With its fiscal year coming to a close next week, Nissan is paying its dealers cash to take vehicles from a backlog of unsold factory inventory.
Nissan retailers began receiving emails and calls last week from factory reps offering $500 to $2,000 for every vehicle the dealerships take.
Several of the eight retailers Automotive News interviewed across the U.S. have received cash offers. The retailers, who requested not to be identified, said the bonus money varies by model line and market region.
A Nissan spokesperson declined to comment.
Some retailers said Nissan’s targeted wholesale effort is anti-competitive and damages factory-dealer relations.
Alan Haig, president of the buy-sell firm Haig Partners, said offering some retailers a deal on cars and not others could violate franchise laws in many states.
Haig said the laws level the playing field and ensure larger dealers don’t get better deals than smaller ones.
One retailer who was aware of the effort but had not received an offer said Nissan could be engaging in “two-tier pricing” by not making the program available networkwide.
“The cash payment allows a dealer to effectively purchase the same product at a lower cost than another,” he said.
Retailers worry that Nissan could be picking winners and losers with this program.
“It can give a dealer a competitive advantage over the guy down the street who was not offered the same bonus or could not take the additional cars,” said another dealer who also had not received an offer.
Some dealers said they were frustrated that Nissan would spend money on last-minute wholesale programs instead of keeping vehicle prices competitive throughout the year.
“Nissan has repeatedly said it doesn’t have the budget to put more incentives on cars to help us retail them,” a dealer said.
But Nissan isn’t having much luck getting its overstocked dealers to bite on its eleventh-hour sales drive, the retailers said.

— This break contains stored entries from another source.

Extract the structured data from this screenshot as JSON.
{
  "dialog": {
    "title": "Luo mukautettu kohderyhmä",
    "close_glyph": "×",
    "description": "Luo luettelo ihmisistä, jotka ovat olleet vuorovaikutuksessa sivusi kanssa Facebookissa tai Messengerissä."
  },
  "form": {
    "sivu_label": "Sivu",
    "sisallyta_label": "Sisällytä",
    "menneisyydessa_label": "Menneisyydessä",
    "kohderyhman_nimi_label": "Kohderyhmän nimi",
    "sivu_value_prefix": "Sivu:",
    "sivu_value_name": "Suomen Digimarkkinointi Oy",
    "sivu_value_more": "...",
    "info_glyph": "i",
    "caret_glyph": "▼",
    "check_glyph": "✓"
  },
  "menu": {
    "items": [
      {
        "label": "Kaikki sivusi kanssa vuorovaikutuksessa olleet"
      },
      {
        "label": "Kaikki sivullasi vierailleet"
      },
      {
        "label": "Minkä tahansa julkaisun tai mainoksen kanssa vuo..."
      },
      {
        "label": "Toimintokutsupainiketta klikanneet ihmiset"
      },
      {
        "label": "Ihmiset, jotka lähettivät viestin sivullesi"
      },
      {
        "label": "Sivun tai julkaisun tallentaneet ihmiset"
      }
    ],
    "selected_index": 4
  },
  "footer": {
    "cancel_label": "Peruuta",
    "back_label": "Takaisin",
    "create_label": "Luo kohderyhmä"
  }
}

Some told Automotive News that Nissan had approached them to take vehicles but that they declined because the bonus money was inadequate and didn’t solve a more fundamental problem — a lull in consumer interest.
“It only moves the asset from Nissan’s balance sheet to the dealer’s balance sheet and makes the dealers pay more in flooring costs,” a retailer said.
One dealer with a days’ supply in the “high 90s” said Nissan offered about $30,000 to take 45 additional vehicles in March.
“Why would I take more cars and pay 7 percent in flooring?” he asked. “I’m going to chew through that extra incentive money in four or five months.”
Another retailer, with a nearly 100-day supply across multiple Nissan stores, said he didn’t take any of the 44 vehicles offered despite the extra cash.
The dealer said he was currently paying $130,000 in monthly floorplan interest.
“We’re not turning enough vehicles over the last couple of months to offset higher interest rates,” he said.
The retailer said he’s had his worst start to a year and blamed a lack of incentives and marketing support.
“We don’t have the 0 percent/36-month financing [on the Rogue] as Hyundai has on Tucson,” he said.
Nissan’s wholesale struggle reflects a retail challenge. Some dealers have cut back on ordering new vehicles as the brand’s days’ supply topped 100 at the end of February. According to Cox Automotive, Nissan had the highest inventory of any full-line automaker.
To compensate, Nissan has turned to more fleet sales in the past year and implemented a volume bonus program this month to help sell down as many as 24,000 previous model-year Rogue crossovers, its bestselling model. In the first quarter, Nissan also has trimmed 6 percent of its U.S. factory output, or about 10,200 vehicles.
Nissan executives have blamed the oversupply partly on shifting consumer demand as interest rates rose last year.
“At the beginning of [2023], the interest rates weren’t as high; customers were looking for vehicles [with] more equipment,” Judy Wheeler, Nissan Division’s U.S. sales boss, told Automotive News in January.
But as interest rates and monthly car payments rose, customers steered toward more affordable, less complex vehicles.
“Because of that, we probably got too high on [supply of] some vehicle lines,” Wheeler said.
But dealers say Nissan has historically struggled with oversupply because of its business strategy.
A Nissan regional dealer advisory board member said the automaker builds vehicles to its profit margin rather than customer demand.
The vehicles pile up, forcing Nissan to rely on fleet sales and discounting, he said, while product delays and resurgent competitors have exacerbated the supply problem.